Nearly three weeks into the disaster Tepco clearly isn't able to control what's happening at their crippled reactors. Even more radioactivity is getting outside reactor # 2 and it is near certain its containment has been breached. Workers are reported fumbling around in the dark trying to hook up electrical cables while standing in highly radioactive water, with only plastic bags tied around their shoes; such is nuclear energy in the trenches.

In late March Tepco officials apologized for erroneously reporting that water leaking from reactor # 2 was 10,000,000 times the norm. It turned out the more correct figure was 100,000 times the radioactivity, which remains a seriously dangerous level.
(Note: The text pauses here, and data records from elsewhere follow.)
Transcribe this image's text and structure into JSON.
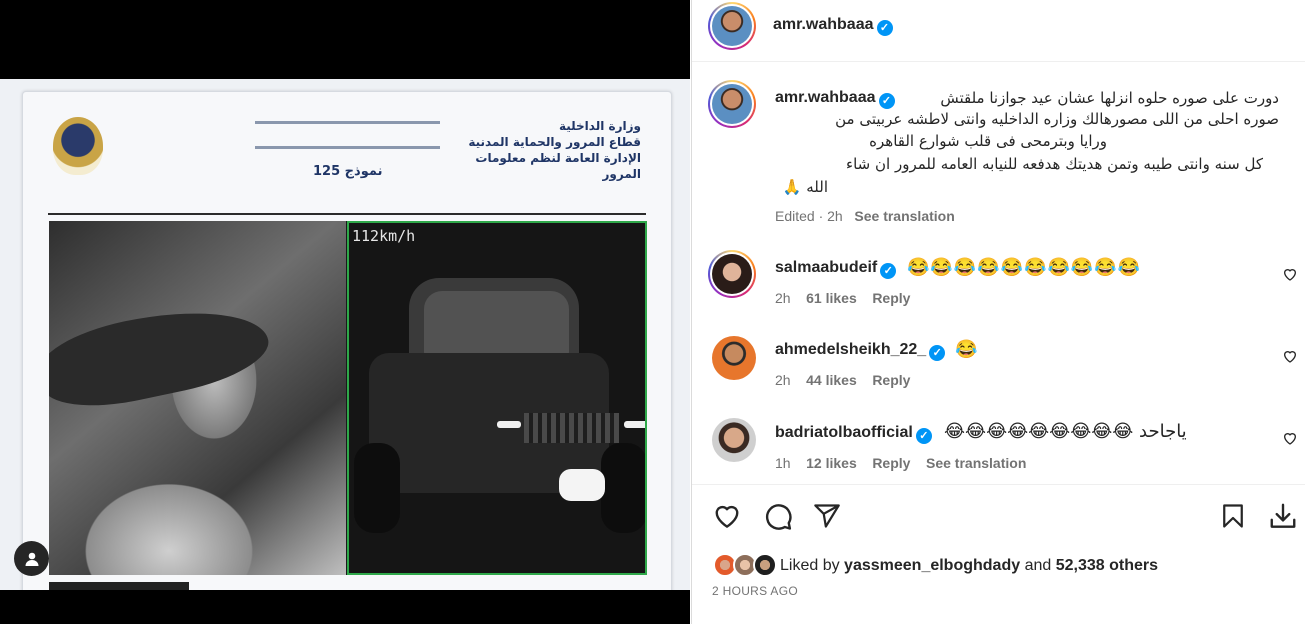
{
  "post": {
    "username": "amr.wahbaaa",
    "caption_lines": [
      "دورت على صوره حلوه انزلها عشان عيد جوازنا ملقتش",
      "صوره احلى من اللى مصورهالك وزاره الداخليه وانتى لاطشه عربيتى من",
      "ورايا وبترمحى فى قلب شوارع القاهره",
      "كل سنه وانتى طيبه وتمن هديتك هدفعه للنيابه العامه للمرور ان شاء",
      "الله 🙏"
    ],
    "edited_label": "Edited · 2h",
    "see_translation": "See translation",
    "liked_by_prefix": "Liked by",
    "liked_by_user": "yassmeen_elboghdady",
    "liked_by_and": "and",
    "liked_by_others": "52,338 others",
    "time_ago": "2 HOURS AGO"
  },
  "media": {
    "ministry_lines": [
      "وزارة الداخلية",
      "قطاع المرور والحماية المدنية",
      "الإدارة العامة لنظم معلومات",
      "المرور"
    ],
    "form_number": "نموذج 125",
    "speed_overlay": "112km/h"
  },
  "comments": [
    {
      "username": "salmaabudeif",
      "text": "😂😂😂😂😂😂😂😂😂😂",
      "time": "2h",
      "likes": "61 likes",
      "reply": "Reply",
      "translate": ""
    },
    {
      "username": "ahmedelsheikh_22_",
      "text": "😂",
      "time": "2h",
      "likes": "44 likes",
      "reply": "Reply",
      "translate": ""
    },
    {
      "username": "badriatolbaofficial",
      "text": "ياجاحد 😂😂😂😂😂😂😂😂😂",
      "time": "1h",
      "likes": "12 likes",
      "reply": "Reply",
      "translate": "See translation"
    }
  ],
  "icons": {
    "verified": "verified-badge-icon",
    "heart": "heart-icon",
    "comment": "comment-icon",
    "share": "share-icon",
    "save": "bookmark-icon",
    "download": "download-icon",
    "user_tag": "user-tag-icon"
  },
  "colors": {
    "verified": "#0095f6",
    "muted": "#737373",
    "text": "#262626"
  }
}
The Washington Post just reported that this amounts to 1,000 millisieverts (mSv) per hour, an exposure that would give a worker a yearly dose in just 15 minutes, and will most certainly be life-threatening to Tepco workers.

All of the radioactive elements being spewed into the environment present health hazards to present and future generations. It is interesting that most reporting has been on the fairly short-lived Iodine 131. But what of radioactive Caesium 137, which will contaminate farmland for 400 years; or the more long-lived carcinogens that are most certainly being released, including Plutonium 239, which is toxic for 500,000 years? Plutonium is now contaminating the land around Tepco's reactors.

Back to Saskatchewan

Ignorance, confusion and misinformation aren't a sound way to deal with a catastrophic nuclear accident. When you see the twisted buildings left from earlier explosions and realize that there are no control rooms operating to reliably monitor what's actually happening in the reactors, you get more compassionate for those making the face-saving statements and those sacrificing their health. Trauma as well as radioactivity will take its toll on the Japanese.

Prior to this accident Japan was considering expanding its nuclear power "arsenal" so that its nuclear-generated electricity would go from today's 30% to 50% of the total by 2030. This won't happen after Fukushima, and Cameco won't be able to count on an enlarged uranium market from this contaminated country. Japan already has 55 nuclear plants squeezed onto its small, earthquake prone island and there's no safe place to put its nuclear wastes.

And this brings us back to Saskatchewan, which is being targeted for a nuclear waste dump. Cameco is on record as supporting taking nuclear wastes back from countries that buy its uranium. Like Japan!

When Saskatchewan's Cigar Lake mine flooded, co-owner Tepco provided pumping technology to help Cameco deal with the problem. Well, their pumps have clearly now faced their Alamo.

And what might Cameco now do to help its corporate partner Tepco? What might be Cameco's quid-pro-quo? What about investing in renewable energy and leaving the toxic uranium in the ground?